# Mk3 number plate LED



## ttaudi2016 (Nov 14, 2018)

One of my number plate led is not working anymore. Does anyone know how to replace it?

Audi TT mk3 coupe


----------



## Lewis4681 (Nov 29, 2016)

The whole unit including boot release and both lights needs replacing, cant just replace the bulb.


----------



## brittan (May 18, 2007)

You will have to buy the complete number plate lights/boot handle unit.

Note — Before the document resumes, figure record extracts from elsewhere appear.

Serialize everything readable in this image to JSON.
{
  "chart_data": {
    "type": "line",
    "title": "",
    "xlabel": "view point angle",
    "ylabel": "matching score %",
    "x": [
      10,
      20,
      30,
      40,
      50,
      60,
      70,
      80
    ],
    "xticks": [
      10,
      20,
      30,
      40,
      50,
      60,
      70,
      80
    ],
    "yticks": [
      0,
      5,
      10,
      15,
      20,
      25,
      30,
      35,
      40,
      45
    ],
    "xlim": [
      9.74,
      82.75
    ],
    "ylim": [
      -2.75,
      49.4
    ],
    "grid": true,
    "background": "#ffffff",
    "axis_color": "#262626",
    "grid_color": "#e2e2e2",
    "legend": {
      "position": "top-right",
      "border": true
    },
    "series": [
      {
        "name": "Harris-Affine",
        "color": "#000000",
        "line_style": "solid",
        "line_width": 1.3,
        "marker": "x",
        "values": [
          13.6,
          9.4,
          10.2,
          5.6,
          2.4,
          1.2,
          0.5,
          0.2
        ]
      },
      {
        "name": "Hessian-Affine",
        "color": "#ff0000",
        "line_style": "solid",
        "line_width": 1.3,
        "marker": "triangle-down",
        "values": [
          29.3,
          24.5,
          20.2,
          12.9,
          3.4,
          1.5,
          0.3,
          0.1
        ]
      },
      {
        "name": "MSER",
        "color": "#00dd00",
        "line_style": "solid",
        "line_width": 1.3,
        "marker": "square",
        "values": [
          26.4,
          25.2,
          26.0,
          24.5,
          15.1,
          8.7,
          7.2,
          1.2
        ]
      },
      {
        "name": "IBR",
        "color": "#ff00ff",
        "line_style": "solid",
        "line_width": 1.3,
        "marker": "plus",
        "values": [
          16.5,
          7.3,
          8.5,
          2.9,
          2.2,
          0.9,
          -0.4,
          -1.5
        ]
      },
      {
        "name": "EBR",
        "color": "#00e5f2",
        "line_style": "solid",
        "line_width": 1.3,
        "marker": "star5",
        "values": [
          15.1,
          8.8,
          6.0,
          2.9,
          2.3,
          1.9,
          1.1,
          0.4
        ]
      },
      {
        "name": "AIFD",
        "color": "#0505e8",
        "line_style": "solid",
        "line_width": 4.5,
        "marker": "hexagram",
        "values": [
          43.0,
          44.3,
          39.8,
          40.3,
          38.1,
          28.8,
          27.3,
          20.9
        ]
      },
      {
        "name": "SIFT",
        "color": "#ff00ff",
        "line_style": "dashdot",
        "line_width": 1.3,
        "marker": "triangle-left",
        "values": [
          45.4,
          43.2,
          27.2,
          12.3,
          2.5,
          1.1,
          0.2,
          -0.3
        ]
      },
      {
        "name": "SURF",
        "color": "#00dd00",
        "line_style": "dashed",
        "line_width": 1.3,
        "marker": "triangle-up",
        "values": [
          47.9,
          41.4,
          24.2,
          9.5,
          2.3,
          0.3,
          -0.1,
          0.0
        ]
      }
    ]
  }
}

Part no. 8S0 827 574 assuming you don't have a rear view camera.


----------



## ReTTro fit (Nov 9, 2014)

I've fitted camera so I have the old complete unit spare if interested

Sent from my iPhone using Tapatalk


----------



## ttaudi2016 (Nov 14, 2018)

ReTTro fit said:


> I've fitted camera so I have the old complete unit spare if interested
> 
> Sent from my iPhone using Tapatalk


How much would you want for it and where are you located?


----------



## ReTTro fit (Nov 9, 2014)

One on eBay £68 plus £13 shipping

https://rover.ebay.com/rover/0/0/0?mpre ... 2334045334

How about half that ?
£40 posted

I'm in Leicestershire mate

Sent from my iPhone using Tapatalk


----------



## ttaudi2016 (Nov 14, 2018)

Do you know how to remove the holder?



ReTTro fit said:


> One on eBay £68 plus £13 shipping
> 
> https://rover.ebay.com/rover/0/0/0?mpre ... 2334045334
> 
> ...


----------